When the quenching method according to claim 1 is performed, the quenching depth of the inner peripheral surface 103 may be increased, the quenching may be excessive, or the distortion may need to be controlled. In the quenching method according to the second aspect, as shown in FIG. 5, the start of heating the inner peripheral surface 103 is delayed by, for example, one second from the start of heating the outer peripheral surface 101. Then, the inner peripheral surface 10
After the start of the heating of 3, for example, when 0.5 seconds have elapsed, the cooling of the outer peripheral surface 101 is started. In this case, the required quenching time of one workpiece is 9 seconds, which is 1 second longer than the quenching method according to claim 1, but 1.5 seconds shorter than the first quenching method. .

[0027]

As described above, the conventional induction hardening method for quenching the inner and outer peripheral surfaces of a thin ring-shaped work is performed by first quenching the inner peripheral surface while cooling the outer peripheral surface, and then quenching the outer peripheral surface.
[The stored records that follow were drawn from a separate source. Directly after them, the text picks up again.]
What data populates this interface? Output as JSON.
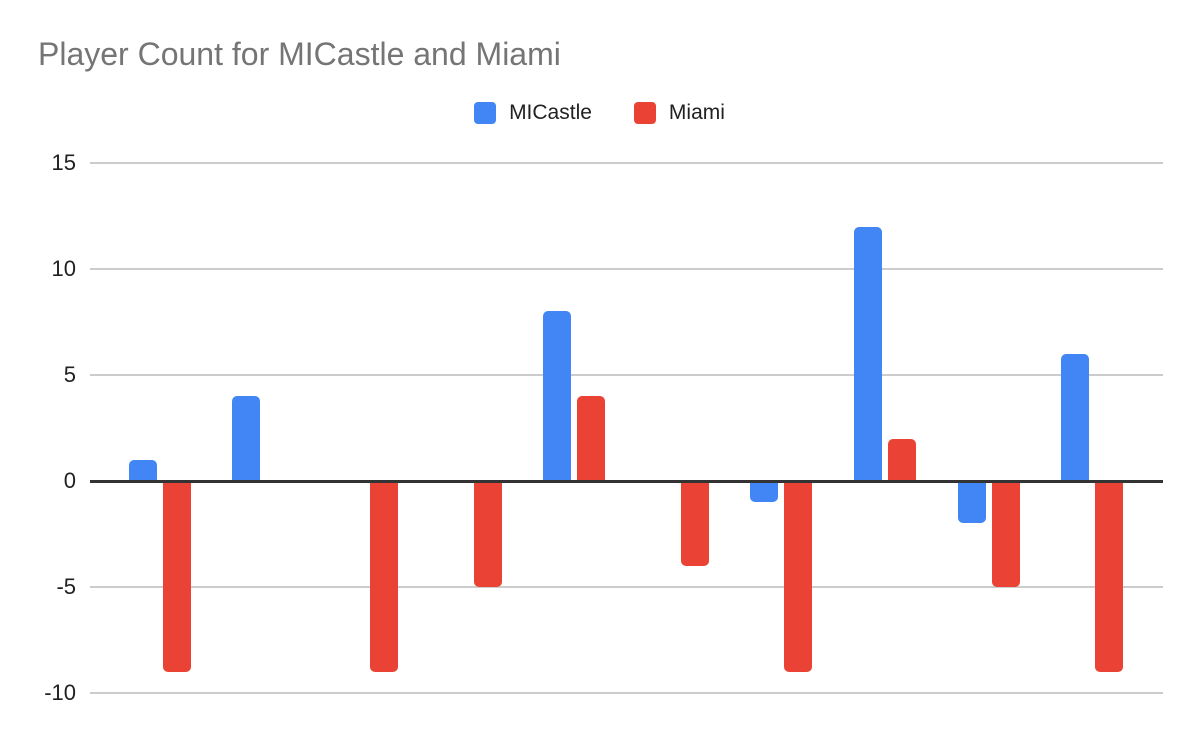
{
  "title": "Player Count for MICastle and Miami",
  "legend": {
    "items": [
      {
        "label": "MICastle",
        "color": "#4285F4"
      },
      {
        "label": "Miami",
        "color": "#EA4335"
      }
    ]
  },
  "y_axis": {
    "ticks": [
      {
        "label": "15",
        "value": 15
      },
      {
        "label": "10",
        "value": 10
      },
      {
        "label": "5",
        "value": 5
      },
      {
        "label": "0",
        "value": 0
      },
      {
        "label": "-5",
        "value": -5
      },
      {
        "label": "-10",
        "value": -10
      }
    ]
  },
  "chart_data": {
    "type": "bar",
    "title": "Player Count for MICastle and Miami",
    "categories": [
      "",
      "",
      "",
      "",
      "",
      "",
      "",
      "",
      "",
      ""
    ],
    "series": [
      {
        "name": "MICastle",
        "color": "#4285F4",
        "values": [
          1,
          4,
          0,
          0,
          8,
          0,
          -1,
          12,
          -2,
          6
        ]
      },
      {
        "name": "Miami",
        "color": "#EA4335",
        "values": [
          -9,
          0,
          -9,
          -5,
          4,
          -4,
          -9,
          2,
          -5,
          -9
        ]
      }
    ],
    "ylim": [
      -10,
      15
    ],
    "y_tick_step": 5,
    "grid": true,
    "zero_line": true,
    "legend_position": "top",
    "x_tick_labels_visible": false,
    "xlabel": "",
    "ylabel": ""
  },
  "colors": {
    "background": "#FFFFFF",
    "gridline": "#CCCCCC",
    "zero_line": "#333333",
    "title_text": "#757575",
    "axis_label_text": "#212121",
    "legend_text": "#212121",
    "series_micastle": "#4285F4",
    "series_miami": "#EA4335"
  }
}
In contrast, in the induction quenching method of the present invention, since the cooling in the quenching of the outer peripheral surface and the cooling of the outer peripheral surface during the quenching of the inner peripheral surface are simultaneously performed, the quenching time is greatly increased. There is an effect that the length can be shortened and the distortion can be controlled.

[Brief description of the drawings]

FIG. 1 is a longitudinal sectional front view of an embodiment of an induction hardening apparatus capable of realizing a method of the present invention.
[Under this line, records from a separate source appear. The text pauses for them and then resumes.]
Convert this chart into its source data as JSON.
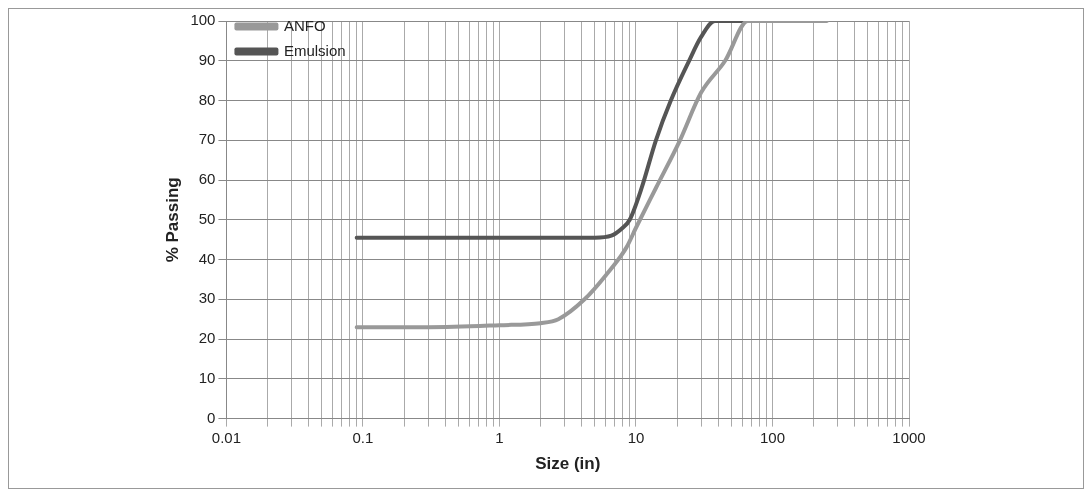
{
  "chart_data": {
    "type": "line",
    "xlabel": "Size (in)",
    "ylabel": "% Passing",
    "log": "x",
    "grid": true,
    "legend": "top left",
    "marker": "none",
    "line_style": "solid",
    "xlim": [
      0.01,
      1000
    ],
    "xticks": [
      0.01,
      {
        "value": 0.02,
        "label": null
      },
      {
        "value": 0.03,
        "label": null
      },
      {
        "value": 0.04,
        "label": null
      },
      {
        "value": 0.05,
        "label": null
      },
      {
        "value": 0.06,
        "label": null
      },
      {
        "value": 0.07,
        "label": null
      },
      {
        "value": 0.08,
        "label": null
      },
      {
        "value": 0.09,
        "label": null
      },
      0.1,
      {
        "value": 0.2,
        "label": null
      },
      {
        "value": 0.3,
        "label": null
      },
      {
        "value": 0.4,
        "label": null
      },
      {
        "value": 0.5,
        "label": null
      },
      {
        "value": 0.6,
        "label": null
      },
      {
        "value": 0.7,
        "label": null
      },
      {
        "value": 0.8,
        "label": null
      },
      {
        "value": 0.9,
        "label": null
      },
      1,
      {
        "value": 2,
        "label": null
      },
      {
        "value": 3,
        "label": null
      },
      {
        "value": 4,
        "label": null
      },
      {
        "value": 5,
        "label": null
      },
      {
        "value": 6,
        "label": null
      },
      {
        "value": 7,
        "label": null
      },
      {
        "value": 8,
        "label": null
      },
      {
        "value": 9,
        "label": null
      },
      10,
      {
        "value": 20,
        "label": null
      },
      {
        "value": 30,
        "label": null
      },
      {
        "value": 40,
        "label": null
      },
      {
        "value": 50,
        "label": null
      },
      {
        "value": 60,
        "label": null
      },
      {
        "value": 70,
        "label": null
      },
      {
        "value": 80,
        "label": null
      },
      {
        "value": 90,
        "label": null
      },
      100,
      {
        "value": 200,
        "label": null
      },
      {
        "value": 300,
        "label": null
      },
      {
        "value": 400,
        "label": null
      },
      {
        "value": 500,
        "label": null
      },
      {
        "value": 600,
        "label": null
      },
      {
        "value": 700,
        "label": null
      },
      {
        "value": 800,
        "label": null
      },
      {
        "value": 900,
        "label": null
      },
      1000
    ],
    "ylim": [
      0,
      100
    ],
    "yticks": [
      0,
      10,
      20,
      30,
      40,
      50,
      60,
      70,
      80,
      90,
      100
    ],
    "series": [
      {
        "name": "ANFO",
        "color": "#999999",
        "x": [
          0.09,
          0.3,
          1,
          2,
          2.7,
          4.2,
          6,
          8.5,
          10,
          14,
          21,
          30,
          45,
          66,
          100,
          250
        ],
        "values": [
          23,
          23,
          23.5,
          24,
          25,
          30,
          36,
          43,
          48,
          58,
          70,
          82,
          90,
          100,
          100,
          100
        ]
      },
      {
        "name": "Emulsion",
        "color": "#555555",
        "x": [
          0.09,
          0.5,
          2,
          5,
          6.6,
          8,
          9,
          11,
          14,
          18,
          24.5,
          30,
          37.8,
          60,
          100
        ],
        "values": [
          45.5,
          45.5,
          45.5,
          45.5,
          46,
          48,
          50,
          58,
          70,
          80,
          90,
          96,
          100,
          100,
          100
        ]
      }
    ]
  }
}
FIG. 2 is an electric circuit diagram of one embodiment of an induction hardening device capable of realizing the method of the present invention.

FIG. 3 is a method of quenching a workpiece by the induction hardening apparatus shown in FIG.
It is a time chart which shows an example of a law .

[4] according to claim 1, wherein by induction hardening apparatus shown in FIG. 1
5 is a time chart of the work hardening method.

[5] according to claim 2, wherein by induction hardening apparatus shown in FIG. 1
5 is a time chart of the work hardening method.

FIG. 6 is a time chart of a conventional induction hardening method.

[Explanation of symbols]

 10 Hardening coil for outer surface 20 Hardening coil for inner surface 100 Work 101 Outer surface 103 Inner surface L, R Coolant

Claims (2)

(57) [Claims] 1. An induction hardening method for a thin-walled ring-shaped work having an outer peripheral surface and an inner peripheral surface, wherein the inner peripheral surface is hardened by an annular inner peripheral surface hardening coil disposed to face the inner peripheral surface . A first step of heating, and after the first step ,
A second step of cooling the peripheral surface, and a step of facing the outer peripheral surface.
Of the outer peripheral surface by an annular outer peripheral surface quenching coil
Heating is started at the same time as the start of the first step, and in the middle of the first step
A third step ending with
Quenching liquid from the outer surface hardening coil until the end
And a fourth step of cooling the outer peripheral surface by injecting the thin-walled work into a thin ring-shaped workpiece. 2. An induction hardening method for a thin ring-shaped work having an outer peripheral surface and an inner peripheral surface, wherein the inner peripheral surface is hardened by an annular inner peripheral surface quenching coil disposed so as to face the inner peripheral surface. A first step of heating, after the first step, a second step of cooling the inner peripheral surface, and heating of the outer peripheral surface by an annular outer peripheral surface quenching coil disposed to face the outer peripheral surface. A third step which starts before the first step and ends in the middle of the first step, and after the third step, the quenching liquid is discharged from the outer peripheral surface quenching coil until the second step is substantially completed. And cooling the outer peripheral surface by spraying onto a surface.